The UK Parliament must take into account a country's human rights record when seeking new trade deals after Brexit, ensuring the strong human rights considerations built into EU trade agreements are continued, writes Lord Harries.


Throughout the world human rights are increasingly under threat.

There is hardly a country in the world where there is not some cause for concern, and in many there is a flagrant denial of the rights we take for granted in this country.

Some today pooh pooh the idea of rights and talk scornfully about the human rights industry, so it is important to remind ourselves what they are really about. They are in origin about protecting the individual against the power of the state.

In the aftermath of the terrible atrocities of World War II, great men and women enshrined this in the UN declaration of Human Rights, and the other conventions and declarations that followed on from this, not least the European Convention.

I believe that future historians will look back on this legislation as one of the great achievements of the 20th century.

Human rights are, in the words of the legal philosopher Ronald Dworkin, “trumps”. They outbid any reason of state to torture or deny due process to the individual. They are enshrined in law and they depend on law for their effectiveness but they are rooted in the equal worth and dignity of every human being.

This value of the individual, as a number of recent books have stressed, has come about a result of our Christian inheritance but it is of course as often as not today championed by secular humanists.

After Brexit there will be desperate efforts to maximise trade wherever it can be found.

The pressure will be enormous, and at a time like that it will be particularly important to keep in mind the fundamental values for which as a country we stand.

The pressure to play down the importance of human rights comes not just from the desirable aim of maximising trade, but because of the rise of what are now termed civilisational states.

There has always been pressure from nationalist states to deny the reality of human rights.

The nation, which in practise may mean the rule of an authoritarian government, it is argued, takes priority over individual considerations. But today it is sometimes done in the name of a civilisation. China, with its long civilisation, is of course the major culprit. From this perspective there are Chinese values, or more exactly, Chinese Communist values, and this, it is argued, is a superior alternative to the European insistence on individual rights.

Against this, we should say unashamedly and unequivocally that human rights are a universal norm-a legal norm as expressed in the UN declaration and the other legal instruments that flowed from it-and a moral norm, as underpinned by a recognition of the equal worth and value of every human being on earth.
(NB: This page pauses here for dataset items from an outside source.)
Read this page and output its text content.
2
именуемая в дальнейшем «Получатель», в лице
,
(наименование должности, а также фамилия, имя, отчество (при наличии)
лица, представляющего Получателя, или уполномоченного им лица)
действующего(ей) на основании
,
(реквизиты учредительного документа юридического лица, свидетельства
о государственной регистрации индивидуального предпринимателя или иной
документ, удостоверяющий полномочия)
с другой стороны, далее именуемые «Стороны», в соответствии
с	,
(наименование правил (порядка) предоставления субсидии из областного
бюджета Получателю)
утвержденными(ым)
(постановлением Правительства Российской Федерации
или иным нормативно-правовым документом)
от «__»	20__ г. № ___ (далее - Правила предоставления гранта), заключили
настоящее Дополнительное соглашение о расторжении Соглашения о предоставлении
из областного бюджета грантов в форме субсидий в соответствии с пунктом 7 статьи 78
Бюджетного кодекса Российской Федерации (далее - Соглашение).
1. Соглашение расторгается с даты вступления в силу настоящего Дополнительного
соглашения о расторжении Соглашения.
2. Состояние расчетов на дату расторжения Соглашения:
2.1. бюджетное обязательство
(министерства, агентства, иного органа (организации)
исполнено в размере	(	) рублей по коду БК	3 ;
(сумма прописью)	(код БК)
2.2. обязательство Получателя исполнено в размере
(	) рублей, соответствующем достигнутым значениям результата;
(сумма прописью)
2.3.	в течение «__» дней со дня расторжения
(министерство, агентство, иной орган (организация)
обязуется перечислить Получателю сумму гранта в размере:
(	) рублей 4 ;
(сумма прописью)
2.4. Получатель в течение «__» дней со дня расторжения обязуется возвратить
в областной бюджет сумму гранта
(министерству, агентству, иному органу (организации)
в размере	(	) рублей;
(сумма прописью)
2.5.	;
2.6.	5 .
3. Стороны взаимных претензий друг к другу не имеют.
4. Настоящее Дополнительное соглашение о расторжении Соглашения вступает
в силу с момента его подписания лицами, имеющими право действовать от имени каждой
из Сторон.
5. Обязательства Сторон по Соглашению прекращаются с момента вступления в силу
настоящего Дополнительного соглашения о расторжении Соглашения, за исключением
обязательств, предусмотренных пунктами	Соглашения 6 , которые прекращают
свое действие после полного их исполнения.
They are not just an expression of Western imperialism or a Western point of view. They have universal validity and application, however often denied in practice.
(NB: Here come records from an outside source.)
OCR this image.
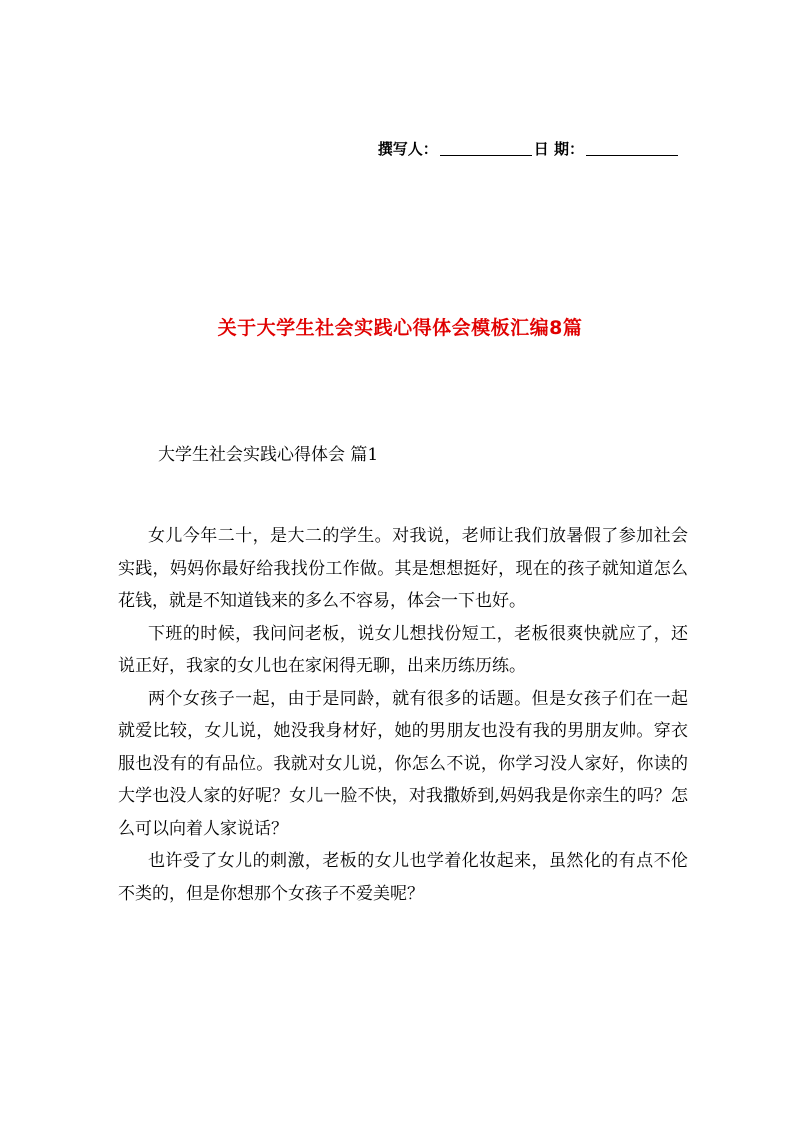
撰写人：	日 期：
关于大学生社会实践心得体会模板汇编8篇
大学生社会实践心得体会 篇1

女儿今年二十，是大二的学生。对我说，老师让我们放暑假了参加社会实践，妈妈你最好给我找份工作做。其是想想挺好，现在的孩子就知道怎么花钱，就是不知道钱来的多么不容易，体会一下也好。

下班的时候，我问问老板，说女儿想找份短工，老板很爽快就应了，还说正好，我家的女儿也在家闲得无聊，出来历练历练。

两个女孩子一起，由于是同龄，就有很多的话题。但是女孩子们在一起就爱比较，女儿说，她没我身材好，她的男朋友也没有我的男朋友帅。穿衣服也没有的有品位。我就对女儿说，你怎么不说，你学习没人家好，你读的大学也没人家的好呢？女儿一脸不快，对我撒娇到,妈妈我是你亲生的吗？怎么可以向着人家说话？

也许受了女儿的刺激，老板的女儿也学着化妆起来，虽然化的有点不伦不类的，但是你想那个女孩子不爱美呢？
At the moment the UK is part of the EU which has strong human rights considerations built into trade agreements.

When we leave, we need to ensure that there continues to be effective scrutiny.  It serves little purpose to show an agreement to parliament after it has already been agreed.
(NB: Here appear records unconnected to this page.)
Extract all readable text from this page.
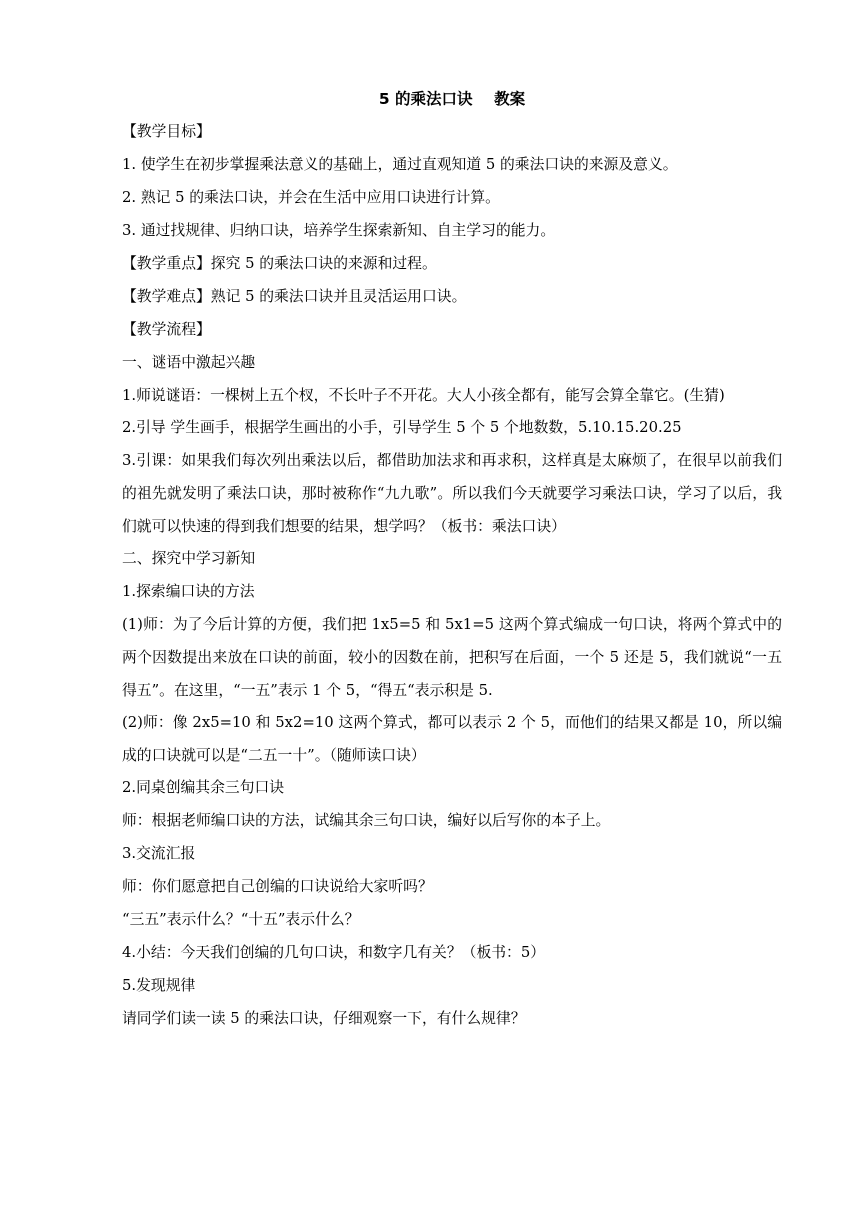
5 的乘法口诀    教案
【教学目标】
1. 使学生在初步掌握乘法意义的基础上，通过直观知道 5 的乘法口诀的来源及意义。
2. 熟记 5 的乘法口诀，并会在生活中应用口诀进行计算。
3. 通过找规律、归纳口诀，培养学生探索新知、自主学习的能力。
【教学重点】探究 5 的乘法口诀的来源和过程。
【教学难点】熟记 5 的乘法口诀并且灵活运用口诀。
【教学流程】
一、谜语中激起兴趣
1.师说谜语：一棵树上五个杈，不长叶子不开花。大人小孩全都有，能写会算全靠它。(生猜)
2.引导 学生画手，根据学生画出的小手，引导学生 5 个 5 个地数数，5.10.15.20.25
3.引课：如果我们每次列出乘法以后，都借助加法求和再求积，这样真是太麻烦了，在很早以前我们的祖先就发明了乘法口诀，那时被称作“九九歌”。所以我们今天就要学习乘法口诀，学习了以后，我们就可以快速的得到我们想要的结果，想学吗？（板书：乘法口诀）
二、探究中学习新知
1.探索编口诀的方法
(1)师：为了今后计算的方便，我们把 1x5=5 和 5x1=5 这两个算式编成一句口诀，将两个算式中的两个因数提出来放在口诀的前面，较小的因数在前，把积写在后面，一个 5 还是 5，我们就说“一五得五”。在这里，“一五”表示 1 个 5，“得五“表示积是 5.
(2)师：像 2x5=10 和 5x2=10 这两个算式，都可以表示 2 个 5，而他们的结果又都是 10，所以编成的口诀就可以是“二五一十”。（随师读口诀）
2.同桌创编其余三句口诀
师：根据老师编口诀的方法，试编其余三句口诀，编好以后写你的本子上。
3.交流汇报
师：你们愿意把自己创编的口诀说给大家听吗？
“三五”表示什么？“十五”表示什么？
4.小结：今天我们创编的几句口诀，和数字几有关？（板书：5）
5.发现规律
请同学们读一读 5 的乘法口诀，仔细观察一下，有什么规律？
Parliament needs to be able to scrutinise it in the process of formulation. It is welcome that the Government has set out an outline plan for this, whereby parliament would look at successive stages of the negotiations before giving approval.

Parliament must keep them up to this and it must involve looking not just at rights directly relevant to the trade deal but more widely at the country’s human rights record.

It is easy either to despair or just shrug ones shoulders at the violation of human rights round the world.

At a time when there will be even more pressure to increase trade it is even more important to affirm their continuing validity.

 

Lord Harries of Pentregarth is a Crossbench Member of the House of Lords.